We didn't mind finding the bloody great snake skin wrapped around the front drivers' side wheel of the car the morning after we arrived for our first stay. Evidence of deadly wildlife in the vicinity only added spice to the occasion.
What was a bit of a let down was the discovery that the shore line in the immediate vicinity of the house wasn't suitable for swimming. The shore was kelp-ridden and unappealing. Still we could explore. We packed a lunch and headed off along the shore line to the left (east), walked until we were exhausted without finding anywhere suitable for swimming then headed back for a proper feed (having donated most of what we'd taken with us to a rather aggressive pelican).
Next we ventured in the other direction and round the first curve in the island we found .... a lovely little bay with sandy shore and sandy floor beneath the water. We gave up being explorers and went back to being swimmers. And we made friends with another family staying near the beach ... lots more children (8 in all) and like us from Melbourne.
It was through those children we learned of the fishing to be had off the ferry at dusk. So one day we assembled very basic fishing gear and walked back to the ferry at dusk. The ferry was held up on the island over night and without any security there was no problem gaining access. We weren't the only people; but everyone else was a 'serious' grown up fisherman and we made a tremendous nuisance of ourselves. We had no concept of the need for quiet. We stomped all over the ferry (a sophistaced form of plate steel slung between elongated drums), frankly more interested in seeing the fish swim below us than in hoiking them out. Unfortunately one of us (me, actually) managed to catch one of the fish (a silver bream) with just about the first line we dropped over the side.
The racket we made as the poor thing came up onto the deck was too much for the rest of the fish who fled for somewhere quieter, much to the disgust other people trying to fish. I would imagine they were absolutely delighted that we'd done fishing, got the t-shirt and decided to move onto something new after that one experience.

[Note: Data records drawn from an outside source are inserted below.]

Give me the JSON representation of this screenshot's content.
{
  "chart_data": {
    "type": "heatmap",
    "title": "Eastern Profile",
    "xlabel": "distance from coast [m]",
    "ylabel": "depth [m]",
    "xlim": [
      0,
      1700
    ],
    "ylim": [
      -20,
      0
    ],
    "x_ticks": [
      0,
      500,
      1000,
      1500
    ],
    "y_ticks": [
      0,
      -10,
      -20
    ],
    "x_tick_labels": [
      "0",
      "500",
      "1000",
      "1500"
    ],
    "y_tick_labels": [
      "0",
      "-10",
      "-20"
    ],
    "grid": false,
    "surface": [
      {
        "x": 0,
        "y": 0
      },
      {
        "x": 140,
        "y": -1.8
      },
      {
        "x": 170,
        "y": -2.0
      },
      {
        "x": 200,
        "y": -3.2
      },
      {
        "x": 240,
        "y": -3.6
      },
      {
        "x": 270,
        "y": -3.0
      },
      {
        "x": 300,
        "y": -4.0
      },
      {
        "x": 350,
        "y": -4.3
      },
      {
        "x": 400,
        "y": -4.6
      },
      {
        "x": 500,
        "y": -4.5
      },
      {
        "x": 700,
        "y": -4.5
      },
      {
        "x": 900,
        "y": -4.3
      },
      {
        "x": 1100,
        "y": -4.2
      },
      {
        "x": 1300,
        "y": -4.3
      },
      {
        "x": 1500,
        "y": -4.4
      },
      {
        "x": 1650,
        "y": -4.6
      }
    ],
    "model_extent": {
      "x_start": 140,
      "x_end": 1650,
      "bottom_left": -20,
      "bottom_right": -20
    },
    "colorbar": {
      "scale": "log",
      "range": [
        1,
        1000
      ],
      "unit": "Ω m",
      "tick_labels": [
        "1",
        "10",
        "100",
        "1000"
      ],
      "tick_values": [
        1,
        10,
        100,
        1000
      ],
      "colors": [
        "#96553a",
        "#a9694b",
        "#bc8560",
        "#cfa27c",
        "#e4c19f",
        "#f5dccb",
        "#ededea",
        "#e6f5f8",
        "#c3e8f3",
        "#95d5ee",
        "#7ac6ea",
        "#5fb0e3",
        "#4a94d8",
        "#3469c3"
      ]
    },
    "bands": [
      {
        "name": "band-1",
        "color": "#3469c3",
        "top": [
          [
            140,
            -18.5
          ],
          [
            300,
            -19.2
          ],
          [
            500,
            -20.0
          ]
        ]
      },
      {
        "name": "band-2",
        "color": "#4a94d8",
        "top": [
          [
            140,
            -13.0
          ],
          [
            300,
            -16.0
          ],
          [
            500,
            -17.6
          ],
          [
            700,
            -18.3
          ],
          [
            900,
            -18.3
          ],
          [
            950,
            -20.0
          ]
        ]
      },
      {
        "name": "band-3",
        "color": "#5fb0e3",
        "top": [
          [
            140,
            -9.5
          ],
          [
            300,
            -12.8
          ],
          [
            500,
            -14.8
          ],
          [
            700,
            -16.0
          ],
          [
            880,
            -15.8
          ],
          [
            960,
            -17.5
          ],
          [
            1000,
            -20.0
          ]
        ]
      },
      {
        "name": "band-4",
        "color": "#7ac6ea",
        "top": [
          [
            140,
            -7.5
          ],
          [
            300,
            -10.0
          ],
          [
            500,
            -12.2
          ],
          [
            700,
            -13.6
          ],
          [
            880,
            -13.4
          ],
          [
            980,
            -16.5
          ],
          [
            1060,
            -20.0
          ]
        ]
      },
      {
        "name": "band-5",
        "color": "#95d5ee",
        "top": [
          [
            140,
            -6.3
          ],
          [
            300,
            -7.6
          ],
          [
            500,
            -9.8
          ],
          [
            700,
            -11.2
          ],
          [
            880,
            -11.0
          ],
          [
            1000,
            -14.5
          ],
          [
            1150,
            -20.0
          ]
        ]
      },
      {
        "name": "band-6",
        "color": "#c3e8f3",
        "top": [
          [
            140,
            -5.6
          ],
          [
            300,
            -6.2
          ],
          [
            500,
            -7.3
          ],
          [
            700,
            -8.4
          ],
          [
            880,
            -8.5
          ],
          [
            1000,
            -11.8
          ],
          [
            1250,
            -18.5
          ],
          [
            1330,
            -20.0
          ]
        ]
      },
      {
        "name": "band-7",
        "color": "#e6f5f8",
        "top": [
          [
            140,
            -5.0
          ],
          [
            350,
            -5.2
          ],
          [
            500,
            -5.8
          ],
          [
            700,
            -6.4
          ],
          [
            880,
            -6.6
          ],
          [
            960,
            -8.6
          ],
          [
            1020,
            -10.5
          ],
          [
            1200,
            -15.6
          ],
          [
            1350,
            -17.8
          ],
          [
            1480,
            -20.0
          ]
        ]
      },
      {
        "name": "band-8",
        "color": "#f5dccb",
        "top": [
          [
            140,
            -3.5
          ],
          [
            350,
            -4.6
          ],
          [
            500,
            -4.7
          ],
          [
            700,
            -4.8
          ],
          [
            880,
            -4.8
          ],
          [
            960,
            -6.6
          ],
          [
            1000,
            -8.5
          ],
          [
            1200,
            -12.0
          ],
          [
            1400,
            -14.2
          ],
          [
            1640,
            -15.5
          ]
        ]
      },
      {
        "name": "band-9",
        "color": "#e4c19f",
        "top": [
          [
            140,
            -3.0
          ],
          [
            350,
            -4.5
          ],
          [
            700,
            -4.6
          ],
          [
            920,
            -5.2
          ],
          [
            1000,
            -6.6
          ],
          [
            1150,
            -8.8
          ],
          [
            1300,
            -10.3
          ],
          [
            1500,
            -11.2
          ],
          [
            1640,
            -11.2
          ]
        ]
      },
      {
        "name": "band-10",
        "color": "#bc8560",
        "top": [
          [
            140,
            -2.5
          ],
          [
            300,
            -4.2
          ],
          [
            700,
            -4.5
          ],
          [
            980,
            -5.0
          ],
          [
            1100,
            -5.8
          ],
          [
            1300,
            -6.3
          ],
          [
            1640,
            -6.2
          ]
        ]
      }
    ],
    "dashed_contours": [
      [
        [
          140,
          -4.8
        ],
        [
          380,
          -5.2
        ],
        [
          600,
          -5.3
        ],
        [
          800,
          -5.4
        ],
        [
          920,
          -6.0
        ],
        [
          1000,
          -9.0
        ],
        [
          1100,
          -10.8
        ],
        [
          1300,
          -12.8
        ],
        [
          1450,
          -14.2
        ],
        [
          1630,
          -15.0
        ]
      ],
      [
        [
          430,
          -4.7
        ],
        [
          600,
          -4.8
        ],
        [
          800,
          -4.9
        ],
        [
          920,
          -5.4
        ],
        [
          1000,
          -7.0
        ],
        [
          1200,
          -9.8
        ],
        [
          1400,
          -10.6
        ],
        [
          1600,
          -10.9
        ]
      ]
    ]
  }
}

The ferry is still in place, residents having rejected over and over again any plans to put a bridge across the strait separating Paynesville and the island. It operates during daylight hours to a fixed schedule. For us, travelling during summer, there was always the likelihood of having to queue up and possibly not make the first trip - the ferry's capacity not being great. People could tavel on foot and my sister and I would make the trip either to the island's shop or across to the mainland for milk and bread and other essentials. I doubt my grandfather (born 1905, died 1985) ever envisaged a day when I could sit at my desk in the UK and with the press of a few keys on a lap top computer bring up the timetable for the ferry, but I can and I have and you can find it here.If the shopping on the island was rudimentary the shopping in Paynesville wasn't a whole lot better, so we would make a trip up to Bairnsdale at least once during the holiday. During one such visit I managed somehow and against the odds to pursuade my mother to let me have my ears pierced. They were done in a chemist on the main drag and I spent the rest of the holiday dutifully applying the solution of blue stuff I'd given for cleaning both the wound in each ear and the earings.
During later visits I took my first driving lessons on the island. The experience was enough to teach me that if I were ever to hold a driving licence I'd have to pay someone unrelated to me to teach me how to drive.
Would I go back? Well yes, but it wouldn't be for a long stay. With the best will in the world Raymond Island doesn't have a whole lot to say for itself. According to one source I found it is 760 ha of which about a third is crown land with an established koala population. The island also provides a sanctuary for a variety of birds (though interestingly the pelican isn't among those mentioned in anything I've found). And that's it. On the other hand it will stay on my list of places I've passed through and would choose to pass through at least one more time.